I love that final sleeve, view H. I'm trying to figure out how to draft it. Could you show us the pattern piece?
Cherry I will make a general post about this but if you email me your address privately I can trace that sleeve off and mail it to you. I love your blog, being dog centric myself.
Fascinating comparison! I'm really enjoying this white shirt series. Once this little bambino (due end of December) and I find our balance (and I find my waist again!) I'll likely sew a few myself!
It amazes me that to this day there are still shirts sold that are supposed to fit women with our curves but are little more than scaled down men's shirts.
So you end up with gaposis and/or a boxy tent. (I am looking at you Brooks Brothers).
I also have David's book. In addition to the good things you wrote, I also liked the part about fabrics. (B. Black and Sons has some awesome shirting fabrics, by the way.)
Long live the blouse!
Those vintage sleeves are all so pretty! My goodness, it would be nice to make several blouses just to use those sleeves. Interesting stuff about the tailoring and home sewing. I had heard that in the French couture houses, the workers were assigned to either dressmaking or tailoring. As a seamstress developed, her aptitude generally revealed itself and she was assigned accordingly. I can't remember now where I got that idea.
To me what defines the differences between a shirt and a blouse, along with what you mention about what David Page Coffin says, is the shouler, armhole, and sleeve combination. (Perhaps it is in his book and I haven't checked).
The shoulder on a shirt is extended and the armhole lowered. The sleeve is drafted differently, with a flatter cap and with no or minimal easing. The armhole seam of a blouse is at the shoulder (unless designed otherwise) and the sleeve is designed from the basic sleeve with easing at the shoulder area. Other designs may be developed from this.
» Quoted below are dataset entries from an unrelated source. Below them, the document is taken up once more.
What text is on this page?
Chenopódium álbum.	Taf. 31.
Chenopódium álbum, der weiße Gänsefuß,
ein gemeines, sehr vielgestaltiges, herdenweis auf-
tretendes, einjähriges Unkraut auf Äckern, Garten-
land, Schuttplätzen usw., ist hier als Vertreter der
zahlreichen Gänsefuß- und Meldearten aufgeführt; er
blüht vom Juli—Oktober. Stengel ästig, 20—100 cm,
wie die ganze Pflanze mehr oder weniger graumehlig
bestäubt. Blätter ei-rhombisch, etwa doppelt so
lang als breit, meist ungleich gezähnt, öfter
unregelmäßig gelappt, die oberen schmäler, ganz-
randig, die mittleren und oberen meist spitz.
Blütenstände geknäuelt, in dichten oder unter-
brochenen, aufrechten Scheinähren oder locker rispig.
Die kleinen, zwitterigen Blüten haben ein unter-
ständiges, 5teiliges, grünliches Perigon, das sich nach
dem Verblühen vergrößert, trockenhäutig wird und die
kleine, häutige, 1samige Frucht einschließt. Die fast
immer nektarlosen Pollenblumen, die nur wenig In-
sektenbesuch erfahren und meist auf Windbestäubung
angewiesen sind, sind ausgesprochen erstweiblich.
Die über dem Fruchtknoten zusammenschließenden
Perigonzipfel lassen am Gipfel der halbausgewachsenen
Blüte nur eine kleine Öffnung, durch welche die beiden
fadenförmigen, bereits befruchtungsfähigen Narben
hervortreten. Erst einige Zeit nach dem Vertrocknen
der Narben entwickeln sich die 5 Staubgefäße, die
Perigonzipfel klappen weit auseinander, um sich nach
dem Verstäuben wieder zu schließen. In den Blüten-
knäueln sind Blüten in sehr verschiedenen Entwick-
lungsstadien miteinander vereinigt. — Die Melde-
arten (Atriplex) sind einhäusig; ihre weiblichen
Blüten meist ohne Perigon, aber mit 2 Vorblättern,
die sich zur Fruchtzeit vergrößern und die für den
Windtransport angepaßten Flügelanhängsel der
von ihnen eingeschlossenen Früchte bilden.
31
I always find the companies' descriptions interesting: it will be either shirt, blouse, or top, probably based on which sloper they used for the pattern.
Thank You for the pattern number.
(I actually have that pattern in my basket on the Vogue site.)
I also have the David Coffin book and it is a fantastic book.
Barbara, thanks for addressing my question! It's good food for thought.
Oh my, you're really doing a thesis on white shirts! That's just great, I love thoughts about shirts vs. blouses. I was thinking along the same lines myself and you really did an in-depth analysis of the subject. Those vintage sleeves are tremendously inspiring too - I might reconsider my resolution to make only 5 shirts ;-) .
Basically, sewing these shirts only in white removes the parameters "color" and "fabric pattern" from the equation and gives a better eye for details and pattern variation. Thank you again for the wonderful idea of this sewalong.